I think this book does a terrific job of introducing children to the idea of strangers.

http://www.youtube.com/watch?v=E2s_ICFUVfk#t=38
http://love146.org/
http://www.polarisproject.org/
Iaran
I adore the Berenstain books (by Stan and Jan NOT their son Mike). This was a nice way to help the overly friendly child understand why/how to be more cautious. It’s such a difficult concept. I gave it 4 stars rather than 5 because I think it could have gone farther a little farther; it was an excellent conversation starter though.
Drelalen
This works well to explain to kids not to talk to strangers, especially if your kid asks a lot of questions. If you have kid that just has to talk to everyone, you might consider getting this book. I found it helpful. There's also a list of rules in the back of the book to help keep your kid safe when dealing with other adults in general. Great presentation on a difficult topic.
Uylo
Had the same book when I was little and wanted this for my 3yo daughter. Perfect and plan to use it with our younger som when he is similar age. Not sure why I thought it would be a hrdcover but this paperback works just fine! Thank you!
Riavay
Great book for helping children understand that staying close to family or trusted care givers is important. Getting lost can be difficult for the child as well as the person who can not find the child. Hand holding is important when taking children places like shopping or large areas of people walking about. Many of today's young parents think of their children as little men and wormen, but they are not. Holding hands when walking in areas with a lot of strangers is important. Staying away from strangers and close to care givers is very important. This is a great book for children starting school.

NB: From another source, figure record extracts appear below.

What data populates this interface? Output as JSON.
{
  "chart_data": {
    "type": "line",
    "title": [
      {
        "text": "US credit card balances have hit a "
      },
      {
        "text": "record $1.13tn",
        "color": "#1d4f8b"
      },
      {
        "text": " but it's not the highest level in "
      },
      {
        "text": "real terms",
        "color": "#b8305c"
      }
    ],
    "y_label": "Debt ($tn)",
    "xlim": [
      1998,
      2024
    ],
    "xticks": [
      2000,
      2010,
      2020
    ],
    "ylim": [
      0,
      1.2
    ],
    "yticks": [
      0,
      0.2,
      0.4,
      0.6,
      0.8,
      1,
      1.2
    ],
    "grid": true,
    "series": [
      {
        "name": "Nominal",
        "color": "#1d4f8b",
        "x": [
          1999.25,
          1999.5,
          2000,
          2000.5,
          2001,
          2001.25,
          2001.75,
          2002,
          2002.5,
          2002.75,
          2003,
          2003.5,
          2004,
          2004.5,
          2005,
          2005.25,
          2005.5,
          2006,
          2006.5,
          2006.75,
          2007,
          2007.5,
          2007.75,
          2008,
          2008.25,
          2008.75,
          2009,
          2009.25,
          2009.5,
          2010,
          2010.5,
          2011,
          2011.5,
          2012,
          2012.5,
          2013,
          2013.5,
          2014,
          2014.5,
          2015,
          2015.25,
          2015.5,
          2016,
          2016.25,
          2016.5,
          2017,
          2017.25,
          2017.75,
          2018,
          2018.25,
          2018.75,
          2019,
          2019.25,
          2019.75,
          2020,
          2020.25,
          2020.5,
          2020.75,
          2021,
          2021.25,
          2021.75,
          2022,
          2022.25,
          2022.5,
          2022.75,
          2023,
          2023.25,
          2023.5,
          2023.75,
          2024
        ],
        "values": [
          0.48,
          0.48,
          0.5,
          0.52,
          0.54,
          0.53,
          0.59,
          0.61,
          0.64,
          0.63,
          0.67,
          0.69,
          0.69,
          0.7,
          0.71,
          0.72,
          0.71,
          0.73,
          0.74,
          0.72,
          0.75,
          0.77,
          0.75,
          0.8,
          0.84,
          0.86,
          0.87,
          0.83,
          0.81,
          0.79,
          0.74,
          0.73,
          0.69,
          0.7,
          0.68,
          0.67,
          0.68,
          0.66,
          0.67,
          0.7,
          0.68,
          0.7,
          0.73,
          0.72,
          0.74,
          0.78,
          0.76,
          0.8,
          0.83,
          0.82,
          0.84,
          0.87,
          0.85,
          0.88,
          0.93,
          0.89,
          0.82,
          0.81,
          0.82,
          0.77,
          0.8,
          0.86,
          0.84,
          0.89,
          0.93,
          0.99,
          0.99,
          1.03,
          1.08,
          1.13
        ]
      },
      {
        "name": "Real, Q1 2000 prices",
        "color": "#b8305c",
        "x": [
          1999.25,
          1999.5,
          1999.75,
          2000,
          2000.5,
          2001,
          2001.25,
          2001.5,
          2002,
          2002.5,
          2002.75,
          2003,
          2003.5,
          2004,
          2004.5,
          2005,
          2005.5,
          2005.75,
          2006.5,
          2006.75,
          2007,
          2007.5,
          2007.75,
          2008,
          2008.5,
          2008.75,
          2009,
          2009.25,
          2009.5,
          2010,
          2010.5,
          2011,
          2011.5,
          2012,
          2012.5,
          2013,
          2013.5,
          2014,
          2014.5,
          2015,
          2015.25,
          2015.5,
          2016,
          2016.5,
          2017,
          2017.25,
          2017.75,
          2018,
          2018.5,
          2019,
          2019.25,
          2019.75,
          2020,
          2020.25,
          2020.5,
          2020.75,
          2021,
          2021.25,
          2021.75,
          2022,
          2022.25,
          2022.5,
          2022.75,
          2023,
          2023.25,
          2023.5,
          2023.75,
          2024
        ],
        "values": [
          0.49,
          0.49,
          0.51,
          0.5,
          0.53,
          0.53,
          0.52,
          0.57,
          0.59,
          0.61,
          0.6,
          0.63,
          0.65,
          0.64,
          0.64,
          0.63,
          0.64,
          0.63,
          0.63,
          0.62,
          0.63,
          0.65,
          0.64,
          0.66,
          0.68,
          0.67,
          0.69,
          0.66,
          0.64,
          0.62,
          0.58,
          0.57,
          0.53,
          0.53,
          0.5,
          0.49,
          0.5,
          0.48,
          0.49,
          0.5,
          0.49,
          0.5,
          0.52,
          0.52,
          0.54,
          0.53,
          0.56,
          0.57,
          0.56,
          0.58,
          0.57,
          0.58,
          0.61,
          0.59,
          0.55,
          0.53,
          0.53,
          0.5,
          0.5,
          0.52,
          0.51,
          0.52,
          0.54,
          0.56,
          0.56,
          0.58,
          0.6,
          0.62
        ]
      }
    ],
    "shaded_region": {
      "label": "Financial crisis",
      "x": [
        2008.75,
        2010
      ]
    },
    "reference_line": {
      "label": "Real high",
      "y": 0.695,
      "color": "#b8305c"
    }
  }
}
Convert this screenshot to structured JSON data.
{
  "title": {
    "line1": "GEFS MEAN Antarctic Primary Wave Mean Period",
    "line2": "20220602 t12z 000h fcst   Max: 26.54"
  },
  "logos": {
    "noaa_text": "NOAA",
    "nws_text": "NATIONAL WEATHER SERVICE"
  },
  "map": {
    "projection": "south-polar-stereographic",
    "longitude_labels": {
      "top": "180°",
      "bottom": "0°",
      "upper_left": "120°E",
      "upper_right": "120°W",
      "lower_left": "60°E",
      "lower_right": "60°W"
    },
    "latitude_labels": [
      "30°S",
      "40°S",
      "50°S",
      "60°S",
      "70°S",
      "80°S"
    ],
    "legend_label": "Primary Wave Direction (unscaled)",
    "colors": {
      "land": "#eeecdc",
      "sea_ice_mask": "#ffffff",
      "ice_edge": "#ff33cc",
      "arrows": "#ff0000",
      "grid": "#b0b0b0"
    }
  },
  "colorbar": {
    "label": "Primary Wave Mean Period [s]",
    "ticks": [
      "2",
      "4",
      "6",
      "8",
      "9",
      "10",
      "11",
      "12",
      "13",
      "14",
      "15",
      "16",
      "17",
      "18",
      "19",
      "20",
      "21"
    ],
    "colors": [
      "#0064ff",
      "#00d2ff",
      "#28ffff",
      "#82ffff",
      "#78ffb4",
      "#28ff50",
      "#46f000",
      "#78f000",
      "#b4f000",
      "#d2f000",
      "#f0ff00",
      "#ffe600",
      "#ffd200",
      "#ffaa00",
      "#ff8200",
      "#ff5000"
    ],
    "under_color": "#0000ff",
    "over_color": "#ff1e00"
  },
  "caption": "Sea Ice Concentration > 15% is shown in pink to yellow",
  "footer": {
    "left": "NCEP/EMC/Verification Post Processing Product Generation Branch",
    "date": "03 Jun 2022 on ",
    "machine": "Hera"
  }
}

I bought this for my 5-year-old, and he loves it. It covers almost all the bases for teaching kids about strangers: how to be cautious but not frightened, how to tell a trusted grownup about inappropriate behavior, what strangers might do to lure a child, siblings looking out for each other, etc. There's a great analogy that explains why kids need to be wary of strangers even though not all strangers are bad people. The illustrations are very enagaing, especially the ones with the bad vs. good apples and the scary vs. friendly environment. The one thing I would have liked is an explanation of what a stranger is. To many young children, anyone who smiles or says hello is a friend. Also, the stickers are a great idea; my son gets to pick a sticker every time we read the book, and he likes to match them up with the illustrations.